LDG-treated neutrophils strongly express LDG-specific surface markers (CD10, CD15 and CD16). When activated, they can damage endothelial cells and release large amounts of tumor necrosis factor (TNF) and type I and II IFNs [51, 52]. Activated by pathogenic microorganisms or proinflammatory cytokines, LDGs can undergo spontaneous death (i.e., the release of neutrophil extracellular traps (NETs), which is also known as NETosis). The involvement of NETs in AIH as a trigger mechanism has not yet been studied in detail. LDG infiltration, which is likely observed at the early stage of AIH, in combination with the dominant autoantibodies imply the formation of NETs as a component of the disease process and influence an abnormal immune response. Nevertheless, research related to NETs may be helpful in elucidating the mechanism of AIH development and in the elaboration of novel diagnostic and therapeutic strategies [49].

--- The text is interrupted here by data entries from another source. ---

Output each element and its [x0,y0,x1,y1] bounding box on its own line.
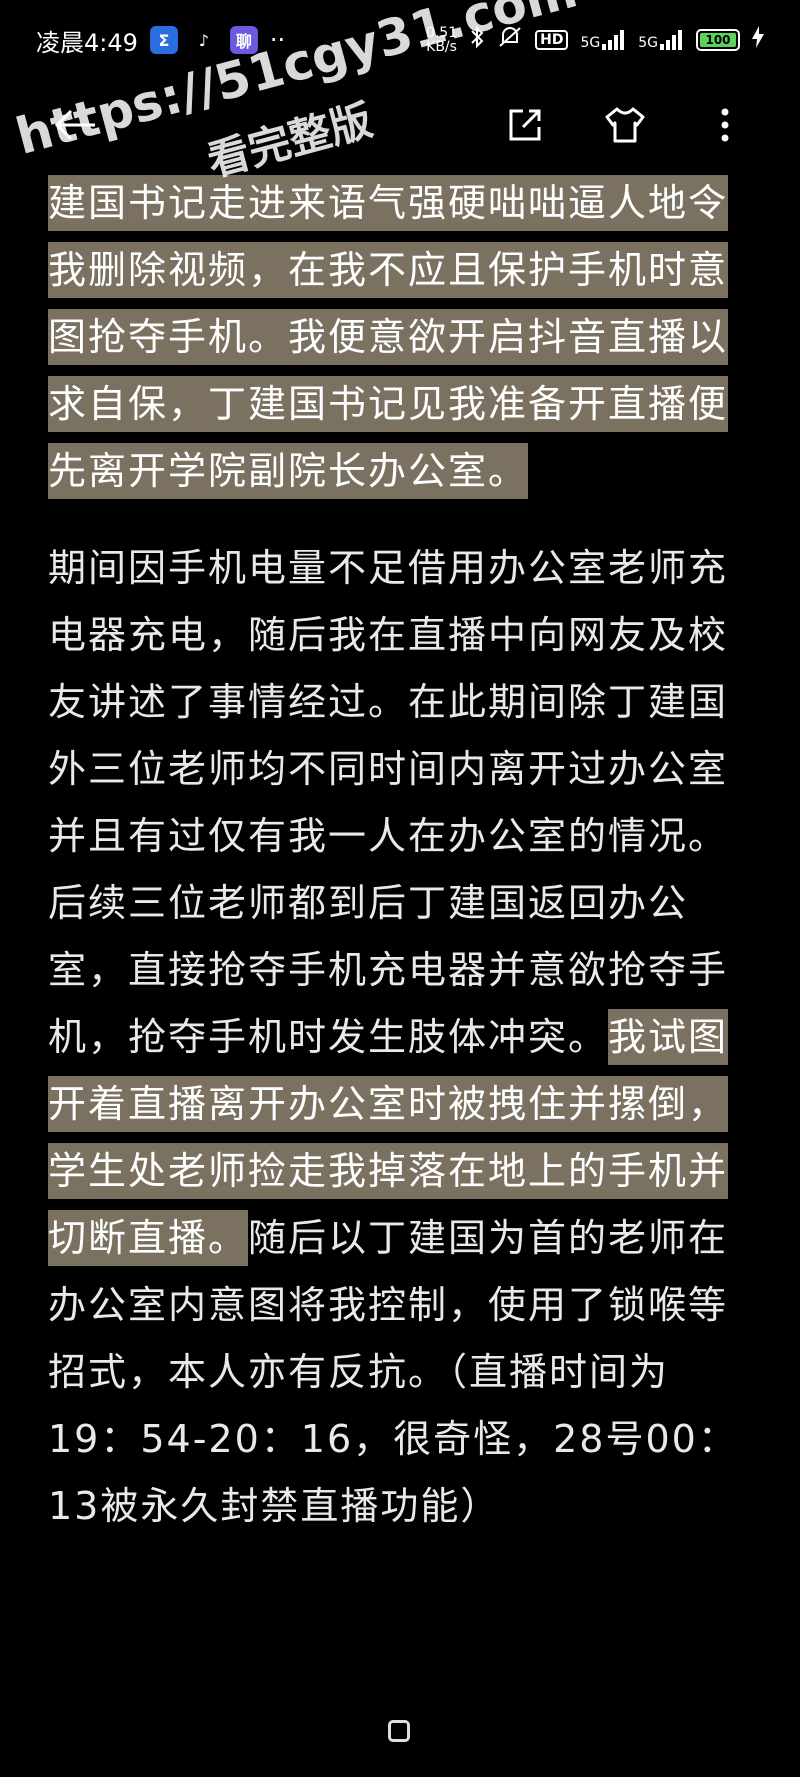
signal-icon-2: 5G [638,30,684,50]
status-time: 凌晨4:49 [36,28,138,57]
paragraph-1: 建国书记走进来语气强硬咄咄逼人地令我删除视频，在我不应且保护手机时意图抢夺手机。… [48,170,758,505]
bluetooth-icon [469,24,485,56]
chat-app-icon: 聊 [229,26,258,54]
square-icon[interactable] [388,1720,410,1742]
status-bar: 凌晨4:49 Σ ♪ 聊 ·· 0.51 KB/s HD 5G 5G 100 [0,0,800,80]
arrow-left-icon[interactable] [50,100,100,150]
share-icon[interactable] [500,100,550,150]
tshirt-icon[interactable] [600,100,650,150]
hd-badge: HD [535,30,569,50]
paragraph-2: 期间因手机电量不足借用办公室老师充电器充电，随后我在直播中向网友及校友讲述了事情… [48,535,758,1540]
highlighted-text: 建国书记走进来语气强硬咄咄逼人地令我删除视频，在我不应且保护手机时意图抢夺手机。… [48,175,729,499]
bottom-bar [0,1710,800,1760]
more-notifications-icon: ·· [269,26,286,54]
mute-bell-icon [497,24,523,56]
app-sigma-icon: Σ [149,26,178,54]
network-speed: 0.51 KB/s [425,25,458,55]
more-vertical-icon[interactable] [700,100,750,150]
charging-icon [752,26,764,54]
battery-icon: 100 [696,29,740,51]
signal-icon-1: 5G [580,30,626,50]
article-content: 建国书记走进来语气强硬咄咄逼人地令我删除视频，在我不应且保护手机时意图抢夺手机。… [48,170,758,1540]
toolbar [0,80,800,170]
tiktok-icon: ♪ [198,30,210,50]
paragraph-text: 期间因手机电量不足借用办公室老师充电器充电，随后我在直播中向网友及校友讲述了事情… [48,546,729,1059]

Our study has several limitations. First, the limited sample size of this study prevents solid conclusions from being drawn, as does the decision to pool the samples prior to sequencing, preventing any statistics, heterogeneity, or clinical associations from being derived from the analysis across patients and HCs. However, further expansion of the sample size and further subsequent experimental research are needed. Second, the present study was designed to analyze PBMC characteristics through scRNA-seq, explore cell cluster identification and identify DEGs. However, the expression of related factors in liver tissue was not investigated. Third, the AIH patients in the study were receiving combination therapy comprising prednisolone and azathioprine. Before treatment, an increase in inflammatory cells, especially CD4 + /CD8 + T cells, which are involved in active AIH, is expected. In future, we would like to consider a comparative study of treatment-naïve AIH patients and patients receiving steroid monotherapy.

Conclusions

In conclusion, this study preliminarily explored the immune mechanism of AIH through the use of scRNA-seq technology and explored the relevant molecular markers and major enriched functions through GO analysis. Although the PCA-based UMAP algorithm was used to cluster cells with similar expression patterns in the two samples, 87 up- and 12 downregulated DEGs were retained in monocytes, and 101 up- and 15 downregulated DEGs were retained in NK cells from AIH PBMCs. Moreover, the enriched GO terms in the PBMC-derived monocyte and NK cell clusters were related mainly to antigen processing and presentation, IFN-γ-mediated signaling and neutrophil degranulation and activation. These markers may be important targets for AIH treatment.